22. The method of claim 12 , wherein said applying the display data signal comprises applying the display data signal so that the wall charges that have been formed at the ones of the discharge cells which are not to be displayed are erased, and the wall charges of the second polarity are additionally formed around the Y electrodes of the ones of the discharge cells which are to be displayed.

23. A plasma display apparatus, comprising: front and rear substrates disposed opposite each other to form a discharge space; parallel X and Y electrode lines disposed on said front substrate between said front and rear substrates, said X electrode lines being combined into X groups, and said Y electrode lines being combined into Y groups such that adjacent pairs of said X and Y electrode lines belong to different pairs of the X and Y groups; address electrode lines formed on said rear substrate in a direction not parallel to a direction of said X and Y electrode lines to define discharge cells at intersections of said X and Y electrode lines and said address electrode lines within the discharge space; X drivers to drive the corresponding X groups; Y drivers to drive the corresponding Y groups; an address driver to drive said address electrode lines; and a gas sealed in the discharge space so as to form a plasma, wherein said X and Y drivers drive said X and Y groups to erase wall charges previously formed in the discharge cells, a first one of said Y drivers drives a first one of the Y groups to apply a Y scan pulse of a first polarity to said Y electrode lines of the first Y group while a first one of said X drivers drives a first one of the X groups to apply an X scan pulse of a second polarity opposite to the first polarity to said X electrode lines of the first X group so that wall charges of the second polarity are formed around said Y electrode lines of a first pair of said X and Y electrode lines common to the first X and Y groups, said first Y driver drives the first Y group to apply a bias voltage of the first polarity to said Y electrode lines of the first Y group while said first X driver drives the first X group to apply a bias voltage of the second polarity to said X electrode lines of the first X group, said address driver drives said address electrode lines to apply a display data signal corresponding to the first pair of said X and Y electrode lines to selectively erase the wall charges that have been formed at ones of the discharge cells which are not to be displayed, and said X and Y drivers drive the X and Y groups to apply sustain pulses of the second polarity to said X and Y electrode lines.

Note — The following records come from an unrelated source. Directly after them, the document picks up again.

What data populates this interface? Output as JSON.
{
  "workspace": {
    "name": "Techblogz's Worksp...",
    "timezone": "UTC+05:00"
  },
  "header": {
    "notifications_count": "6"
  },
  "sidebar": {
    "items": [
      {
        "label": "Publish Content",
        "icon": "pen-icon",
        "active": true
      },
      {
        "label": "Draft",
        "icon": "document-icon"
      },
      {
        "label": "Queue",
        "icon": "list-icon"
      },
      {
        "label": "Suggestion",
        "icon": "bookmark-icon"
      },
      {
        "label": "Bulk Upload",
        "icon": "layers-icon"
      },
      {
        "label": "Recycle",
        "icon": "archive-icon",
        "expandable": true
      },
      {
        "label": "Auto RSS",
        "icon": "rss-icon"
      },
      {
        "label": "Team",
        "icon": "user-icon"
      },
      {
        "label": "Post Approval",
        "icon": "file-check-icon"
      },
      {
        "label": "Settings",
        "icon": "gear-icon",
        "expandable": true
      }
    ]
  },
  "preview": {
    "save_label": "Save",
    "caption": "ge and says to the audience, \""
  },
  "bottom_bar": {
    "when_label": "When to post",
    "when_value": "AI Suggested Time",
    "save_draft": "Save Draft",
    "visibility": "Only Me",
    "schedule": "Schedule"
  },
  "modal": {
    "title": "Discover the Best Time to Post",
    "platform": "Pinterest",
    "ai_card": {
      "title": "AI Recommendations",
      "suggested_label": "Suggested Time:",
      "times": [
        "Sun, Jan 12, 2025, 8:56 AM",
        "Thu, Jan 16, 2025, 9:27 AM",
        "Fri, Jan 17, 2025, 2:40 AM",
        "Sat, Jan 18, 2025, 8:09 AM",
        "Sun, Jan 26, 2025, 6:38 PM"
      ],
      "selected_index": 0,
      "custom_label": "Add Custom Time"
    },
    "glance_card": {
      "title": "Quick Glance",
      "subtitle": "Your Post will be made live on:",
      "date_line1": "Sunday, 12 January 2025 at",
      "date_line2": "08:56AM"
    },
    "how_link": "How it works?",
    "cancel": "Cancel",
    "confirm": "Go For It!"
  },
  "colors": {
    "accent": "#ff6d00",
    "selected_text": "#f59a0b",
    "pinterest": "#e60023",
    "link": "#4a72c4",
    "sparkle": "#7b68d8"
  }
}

24. A method of driving a plasma display panel having front and rear substrates opposite each other, parallel X and Y electrode lines formed on the front substrate between the front and rear substrates, and address electrode lines formed on the rear substrate in a direction not parallel to a direction of the X and Y electrode lines to define discharge cells at intersections of the X and Y electrode lines and the address electrode lines, the X electrode lines being combined into X groups and the Y electrode lines being combined into Y groups such that adjacent pairs of the X and Y electrode lines belong to different pairs of the X and Y groups, the X electrode lines being commonly interconnected in units of the X groups, the Y electrode lines being commonly interconnected in units of Y groups, the method comprising: erasing wall charges previously formed in the discharge cells; applying scan pulses to the X and Y electrode lines of a first of the X and Y groups so that the wall charges are formed at a first pair of the X and Y electrode lines common to the first X and Y groups; applying bias voltages to the X and Y electrode lines of the first X and Y groups while applying a display data signal corresponding to the first pair of the X and Y electrode lines to the address electrode lines to erase the wall charges from ones of the discharge cells of the first pair of X and Y electrodes that are not to be displayed and to additionally form the wall charges in the discharge cells of the first pair of X and Y electrodes to be displayed; and applying sustain pulses to the X and Y electrode lines to perform the display of the discharge cells to be displayed.